The corresponding results of the stratified evaluation are shown in Table 4. We observe again the best results with low k values. The explanation for this behaviour, both in the complete and the stratified dataset, is the highest performance of the \(sim^{Q^u}\) metric when presenting few explanatory cases. On the other hand, as the number of explanatory cases increases, the content-based approach is able to leverage its worse performance.

Next, Tables 5 and 6 show the results segmented by the rating valueFootnote 3. As a general result, we can conclude that the latent factors obtain better results than the content-based approach. The corresponding improvements (in percentage) are illustrated by Fig. 4. This figure let us observe that the similarity metric based on the vector of factors is not only able to explain a movie that the user may like (high predicted ratings), but also to explain why the user won’t like a move. It is specially remarkable for those movies with a very low rating, where our approach achieves the highest performance. This figure also illustrates the behaviour of the proposed similarity metric when presenting to the user few explanatory cases, that was summarized by Tables 3 and 4.

Table 5. Detailed RMSE using the complete dataset segmented by the rating value.
Table 6. Detailed RMSE using the stratified dataset segmented by the rating value.

6 Conclusions and Future Work

Case-based explanation approaches in recommender systems typically use previous items rated by the user in order to explain a recommendation. The novelty of the approach described in this paper is that it infers a similarity measure from the vector of factors obtained by the matrix factorization algorithm and uses this similarity measure to capture the preferences of the user from previous rating patterns (cases). We have proposed a case-based explanation model where the explanatory cases are retrieved from the \(Q^u\) matrix, computed by the matrix factorization algorithm, instead of using an item description space, as the \(Q^u\) captures the user preferences in a N-dimensional space.

Matrix factorization decomposes the user-item interaction matrix into the dot product of two lower dimensionality matrices, P and Q, using N latent features. This way, each row in P represents the strength of the associations between a user and the latent features. Similarly, each row in Q represents the strength of the associations between an item and the latent features. In this paper we propose combining both P and Q matrices to get a personalized representation of the items in a lower dimensional space according to the user preferences. Although these vectors of latent features are not easy to understand and they cannot be directly exploited to explain the recommendation, we propose to use them in a case-based explanation style. We use the personalized \(Q^u\) matrix in order to find those past items rated by the user that are related to the current recommendation in that latent factor space.

The empirical evaluation that we have conducted compares the quality of the explanatory cases obtained by our proposal with a canonical content-based approach. Results reveal a clear improvement specially remarkable for explanatory cases with low ratings. This way, we can provide explanations with a positive or negative perspective, showing examples of why an item is interesting to the user or not.
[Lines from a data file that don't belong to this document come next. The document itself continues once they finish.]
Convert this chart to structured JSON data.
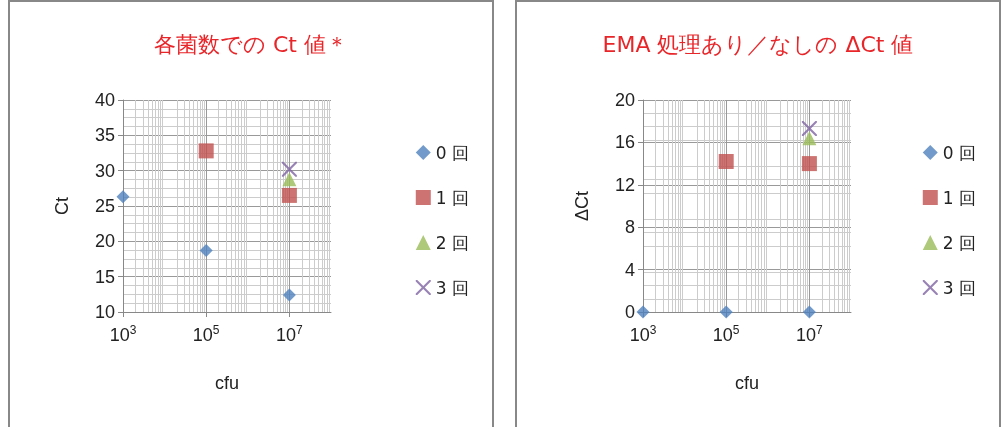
{
  "chart_data": [
    {
      "type": "scatter",
      "title": "各菌数での Ct 値＊",
      "xlabel": "cfu",
      "ylabel": "Ct",
      "log": "x",
      "grid": true,
      "legend": "right",
      "xlim": [
        1000,
        100000000
      ],
      "xticks": [
        {
          "value": 1000,
          "label": "10$^{3}$"
        },
        {
          "value": 100000,
          "label": "10$^{5}$"
        },
        {
          "value": 10000000,
          "label": "10$^{7}$"
        }
      ],
      "ylim": [
        10,
        40
      ],
      "yticks": [
        10,
        15,
        20,
        25,
        30,
        35,
        40
      ],
      "series": [
        {
          "name": "0 回",
          "color": "#4f81bd",
          "marker": "diamond",
          "x": [
            1000,
            100000,
            10000000
          ],
          "values": [
            26.3,
            18.7,
            12.4
          ]
        },
        {
          "name": "1 回",
          "color": "#c0504d",
          "marker": "square",
          "x": [
            100000,
            10000000
          ],
          "values": [
            32.8,
            26.5
          ]
        },
        {
          "name": "2 回",
          "color": "#9bbb59",
          "marker": "triangle",
          "x": [
            10000000
          ],
          "values": [
            28.8
          ]
        },
        {
          "name": "3 回",
          "color": "#8064a2",
          "marker": "cross",
          "x": [
            10000000
          ],
          "values": [
            30.2
          ]
        }
      ]
    },
    {
      "type": "scatter",
      "title": "EMA 処理あり／なしの ΔCt 値",
      "xlabel": "cfu",
      "ylabel": "ΔCt",
      "log": "x",
      "grid": true,
      "legend": "right",
      "xlim": [
        1000,
        100000000
      ],
      "xticks": [
        {
          "value": 1000,
          "label": "10$^{3}$"
        },
        {
          "value": 100000,
          "label": "10$^{5}$"
        },
        {
          "value": 10000000,
          "label": "10$^{7}$"
        }
      ],
      "ylim": [
        0,
        20
      ],
      "yticks": [
        0,
        4,
        8,
        12,
        16,
        20
      ],
      "series": [
        {
          "name": "0 回",
          "color": "#4f81bd",
          "marker": "diamond",
          "x": [
            1000,
            100000,
            10000000
          ],
          "values": [
            0,
            0,
            0
          ]
        },
        {
          "name": "1 回",
          "color": "#c0504d",
          "marker": "square",
          "x": [
            100000,
            10000000
          ],
          "values": [
            14.2,
            14.0
          ]
        },
        {
          "name": "2 回",
          "color": "#9bbb59",
          "marker": "triangle",
          "x": [
            10000000
          ],
          "values": [
            16.4
          ]
        },
        {
          "name": "3 回",
          "color": "#8064a2",
          "marker": "cross",
          "x": [
            10000000
          ],
          "values": [
            17.3
          ]
        }
      ]
    }
  ]
}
The similarity metric based on the latent factors also achieves good results when proposing explanation based on very few items.
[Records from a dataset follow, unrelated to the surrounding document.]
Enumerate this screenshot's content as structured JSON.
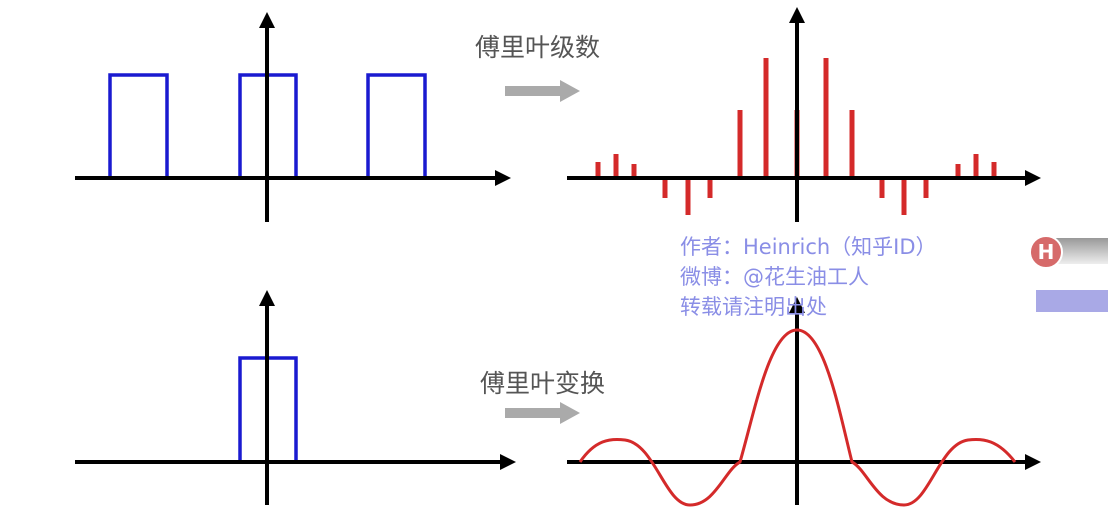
{
  "labels": {
    "series": "傅里叶级数",
    "transform": "傅里叶变换"
  },
  "watermark": {
    "lines": [
      "作者：Heinrich（知乎ID）",
      "微博：@花生油工人",
      "转载请注明出处"
    ]
  },
  "badge": {
    "letter": "H"
  }
}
As future work we would like to evaluate this approach with real users and to compare our similarity metric to retrieve the explanatory cases with other similarity distances. We also plan to evaluate this approach using an external recommender system acting as a black box. This way, we do not need to know the underlying recommender algorithm, and compute the Q matrix to obtain explanatory examples instead of using this matrix to provide recommendations.

We would also explore the possibility of associating a semantic description to the latent feature vectors that capture the user preferences. If we could correlate these vectors to a semantic description of the items or the user’s profile we could provide a more detailed explanation about the recommended item. However, as explained in this paper, this correlation is not intuitive and very difficult to obtain.